While some American natural gas is exported to Canada and Mexico, higher prices of natural gas in Asian and European markets have led operators in the United States to expand their export capacity. Several liquefied natural gas, or LNG, import terminals, such as the Sabine Pass terminal in Louisiana, are in the process of being converted into export terminals.
It’s often a long and arduous process, however, requiring approval by the Federal Energy Regulatory Commission and the completion of an intensive environmental impact statement. For operators applying to export natural gas to countries with which the United States does not have a free trade agreement, there is an additional layer of approval by the U.S. Department of Energy.

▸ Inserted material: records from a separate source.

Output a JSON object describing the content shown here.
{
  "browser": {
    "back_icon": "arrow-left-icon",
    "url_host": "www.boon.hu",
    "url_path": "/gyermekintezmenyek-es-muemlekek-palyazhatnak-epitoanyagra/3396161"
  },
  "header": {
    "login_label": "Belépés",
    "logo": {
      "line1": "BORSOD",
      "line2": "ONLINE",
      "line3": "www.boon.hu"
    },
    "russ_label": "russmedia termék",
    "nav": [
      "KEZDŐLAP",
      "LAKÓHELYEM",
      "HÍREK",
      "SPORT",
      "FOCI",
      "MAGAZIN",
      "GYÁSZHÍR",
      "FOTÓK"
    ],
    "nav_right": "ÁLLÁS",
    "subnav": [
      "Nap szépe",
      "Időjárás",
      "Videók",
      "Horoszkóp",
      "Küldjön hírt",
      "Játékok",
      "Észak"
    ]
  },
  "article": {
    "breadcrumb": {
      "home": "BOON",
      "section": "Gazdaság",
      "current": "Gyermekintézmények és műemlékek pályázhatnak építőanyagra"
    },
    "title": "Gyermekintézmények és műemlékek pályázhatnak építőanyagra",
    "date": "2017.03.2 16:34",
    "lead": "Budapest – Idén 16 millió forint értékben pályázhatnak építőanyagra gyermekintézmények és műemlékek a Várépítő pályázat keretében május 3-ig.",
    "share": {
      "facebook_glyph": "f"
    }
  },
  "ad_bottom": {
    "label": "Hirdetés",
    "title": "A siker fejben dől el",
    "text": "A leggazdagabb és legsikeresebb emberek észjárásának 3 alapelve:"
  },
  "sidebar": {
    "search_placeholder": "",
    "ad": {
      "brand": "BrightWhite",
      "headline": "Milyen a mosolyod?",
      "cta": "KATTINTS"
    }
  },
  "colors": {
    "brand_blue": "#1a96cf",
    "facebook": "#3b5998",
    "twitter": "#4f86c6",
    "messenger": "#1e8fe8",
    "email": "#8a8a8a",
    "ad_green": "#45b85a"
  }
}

For states like Wyoming, a leading state in energy exports, the federal permitting process is a major challenge.
“The biggest issue that we face on a daily basis for any of our energy production in the state—whether it’s natural gas, oil, coal or even wind resources—it has to be the federal permitting process,” said Rieman.
A July report by the Brookings Institution’s Natural Gas Task Force cited the lengthy permitting process as creating a potential obstacle for U.S. natural gas exports, as American operators race to enter high-demand foreign markets before other countries and fluctuations in natural gas prices in overseas markets threaten American natural gas competiveness.
According to Bowman, however, recent improvements to the federal permitting process have helped move operators closer to exporting natural gas overseas.
“There is a lot of opportunity for the United States to be exporting natural gas, and there’s a lot of benefits that flow from it,” she said. “Right now, there’s over 10 Bcfs (billion cubic feet) a day that’s been approved to be exported to non-free trade agreement countries,” where the greatest demand for natural gas exists.
Fueling Homes, Industry and Jobs
By EIA’s estimates, existing American gas reserves are sufficient to fuel the country for more than 87 years at current consumption levels. And political leaders point to the potential of natural gas to fuel not only homes and industry, but jobs, too.
“We have a supply of natural gas that can last America nearly one hundred years, and my administration will take every possible action to safely develop this energy,” said President Obama during his State of the Union address in January. “Experts believe this will support more than 600,000 jobs by the end of the decade.”
Bowman agreed. “By exporting LNG, you’re creating more production opportunity in the U.S. and you’re creating jobs,” she said.
But the employment benefits aren’t limited to the energy export industry, she said.
“When you’re producing natural gas, especially in the current shale plays that are the most productive, you’re also pulling up co-products called natural gas liquids—such as ethane, butane, propane—and those co-products are being used by domestic manufacturers,” said Bowman. “So, you’re not only supporting exports and supporting national security interests by becoming a major energy player on the global stage … you’re also supporting your domestic manufacturing base. In many ways, it’s a win-win situation.”
As states expand natural gas production capacities, there are plenty of challenges. But Rieman said that states shouldn’t go it alone.
“I would encourage states to reach out to their counterparts to understand how they’ve dealt with these important issues such as hydraulic fracturing,” said Rieman. “The states really are on the progressive end of this and we’re all welcome to share our insights on this and help (other state leaders) craft a plan that works for your state.”